Entre los filtros a la realidad que encontramos para regalarnos esas imágenes como el pan de cada día, me encontré un cigarro encendido en rewind.
No se si el efecto de lo quemado y las cenizas volviendo a su forma original fueron exactamente lo que me llevó a maquinar.
No sería yo si no repensara las cosas mil veces y por un segundo dejé que mi mente divague sobre lo fácil que sería todo con una función de celular, un botón, un rebobinar.

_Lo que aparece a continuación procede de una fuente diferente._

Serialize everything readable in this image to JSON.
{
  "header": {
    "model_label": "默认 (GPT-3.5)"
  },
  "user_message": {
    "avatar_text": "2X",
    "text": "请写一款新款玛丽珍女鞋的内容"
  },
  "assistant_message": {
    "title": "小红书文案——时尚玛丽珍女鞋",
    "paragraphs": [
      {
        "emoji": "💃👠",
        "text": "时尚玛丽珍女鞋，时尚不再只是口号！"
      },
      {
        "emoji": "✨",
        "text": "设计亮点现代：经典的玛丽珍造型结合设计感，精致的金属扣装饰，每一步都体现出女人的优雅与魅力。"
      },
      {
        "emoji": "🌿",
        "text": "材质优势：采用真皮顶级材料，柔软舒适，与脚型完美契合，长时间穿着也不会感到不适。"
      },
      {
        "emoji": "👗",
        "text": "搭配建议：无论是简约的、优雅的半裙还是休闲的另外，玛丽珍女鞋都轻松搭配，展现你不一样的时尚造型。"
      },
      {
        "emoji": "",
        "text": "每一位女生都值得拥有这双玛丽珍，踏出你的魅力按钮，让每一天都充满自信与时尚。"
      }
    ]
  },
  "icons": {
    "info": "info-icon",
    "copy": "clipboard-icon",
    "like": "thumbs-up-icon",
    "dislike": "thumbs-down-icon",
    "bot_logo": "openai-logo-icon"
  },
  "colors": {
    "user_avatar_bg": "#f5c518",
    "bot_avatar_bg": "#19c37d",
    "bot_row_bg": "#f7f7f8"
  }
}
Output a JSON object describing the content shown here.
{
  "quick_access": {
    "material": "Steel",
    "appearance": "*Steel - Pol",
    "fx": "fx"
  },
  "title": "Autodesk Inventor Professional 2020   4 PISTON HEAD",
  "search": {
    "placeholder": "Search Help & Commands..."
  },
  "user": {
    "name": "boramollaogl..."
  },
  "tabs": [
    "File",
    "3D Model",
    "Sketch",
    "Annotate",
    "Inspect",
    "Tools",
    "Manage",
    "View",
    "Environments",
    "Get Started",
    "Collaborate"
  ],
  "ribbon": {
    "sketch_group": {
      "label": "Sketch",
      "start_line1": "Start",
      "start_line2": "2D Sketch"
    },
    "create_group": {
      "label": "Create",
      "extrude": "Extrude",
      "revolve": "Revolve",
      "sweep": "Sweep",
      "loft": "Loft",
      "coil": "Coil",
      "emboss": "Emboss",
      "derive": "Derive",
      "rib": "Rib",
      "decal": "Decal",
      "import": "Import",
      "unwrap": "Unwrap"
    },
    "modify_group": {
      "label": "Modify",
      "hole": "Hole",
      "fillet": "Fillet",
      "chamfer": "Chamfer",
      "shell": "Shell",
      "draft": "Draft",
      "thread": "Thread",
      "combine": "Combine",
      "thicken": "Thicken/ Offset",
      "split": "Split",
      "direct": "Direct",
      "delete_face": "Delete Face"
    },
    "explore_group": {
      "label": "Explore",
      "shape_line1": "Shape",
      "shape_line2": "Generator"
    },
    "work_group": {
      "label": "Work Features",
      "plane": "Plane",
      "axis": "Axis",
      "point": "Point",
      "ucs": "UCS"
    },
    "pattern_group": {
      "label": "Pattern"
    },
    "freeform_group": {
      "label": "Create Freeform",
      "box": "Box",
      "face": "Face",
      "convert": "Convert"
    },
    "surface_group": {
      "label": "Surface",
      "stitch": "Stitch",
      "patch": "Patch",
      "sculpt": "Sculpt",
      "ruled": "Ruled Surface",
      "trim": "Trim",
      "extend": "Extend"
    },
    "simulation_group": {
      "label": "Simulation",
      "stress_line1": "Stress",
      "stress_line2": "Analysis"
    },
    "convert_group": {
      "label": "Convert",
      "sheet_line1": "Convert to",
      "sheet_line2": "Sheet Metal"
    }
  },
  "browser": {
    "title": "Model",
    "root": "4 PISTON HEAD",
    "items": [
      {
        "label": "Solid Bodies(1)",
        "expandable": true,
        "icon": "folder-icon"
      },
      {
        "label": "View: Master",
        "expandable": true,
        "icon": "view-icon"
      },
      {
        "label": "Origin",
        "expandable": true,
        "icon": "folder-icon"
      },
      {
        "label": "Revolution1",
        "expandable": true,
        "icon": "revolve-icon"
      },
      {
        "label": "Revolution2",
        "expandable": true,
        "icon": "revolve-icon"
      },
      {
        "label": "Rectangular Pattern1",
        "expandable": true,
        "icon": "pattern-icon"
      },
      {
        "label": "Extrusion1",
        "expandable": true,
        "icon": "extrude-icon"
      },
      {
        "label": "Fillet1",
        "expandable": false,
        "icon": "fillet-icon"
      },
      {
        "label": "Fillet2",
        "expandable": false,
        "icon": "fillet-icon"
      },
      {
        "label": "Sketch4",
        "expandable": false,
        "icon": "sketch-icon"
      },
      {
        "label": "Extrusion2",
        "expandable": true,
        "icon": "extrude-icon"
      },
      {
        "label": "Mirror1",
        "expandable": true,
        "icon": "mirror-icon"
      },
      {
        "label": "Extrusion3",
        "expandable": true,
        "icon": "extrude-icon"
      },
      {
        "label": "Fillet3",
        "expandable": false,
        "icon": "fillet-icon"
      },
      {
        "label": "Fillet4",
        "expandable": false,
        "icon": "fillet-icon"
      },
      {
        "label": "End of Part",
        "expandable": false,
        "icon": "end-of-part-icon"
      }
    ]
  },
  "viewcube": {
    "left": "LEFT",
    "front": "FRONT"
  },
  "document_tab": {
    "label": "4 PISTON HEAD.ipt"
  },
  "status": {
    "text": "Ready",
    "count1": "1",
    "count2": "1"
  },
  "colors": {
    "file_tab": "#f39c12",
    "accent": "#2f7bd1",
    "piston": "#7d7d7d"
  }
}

Y que el cigarro no sea cenizas, sino de nuevo inanimado papel, y el humo amablemente desaloje los pulmones casi casi como arrepentido.
En las películas cuando algo malo pasa o cuando alguien se muere pasan todo para atrás, entiendo para jugar con nuestro inconsciente, porque en lo profundo sabemos ahora y desde siempre que por más que queramos, nada vuelve a su lugar después de haberlo corrido de su origen.
Porque lo primero que pensamos cuando algo no sale bien es en volver el tiempo atrás.
Entiendo nostálgico al inocente Rewind que, un poco juguetón y con un tanto de malicia, nos deja hacernos los engañados entre lo que era antes y lo que es ahora, y porqué no también soñar con que por algún ratito todo va a volver a estar en su lugar(pero cómo desespera lo imposible).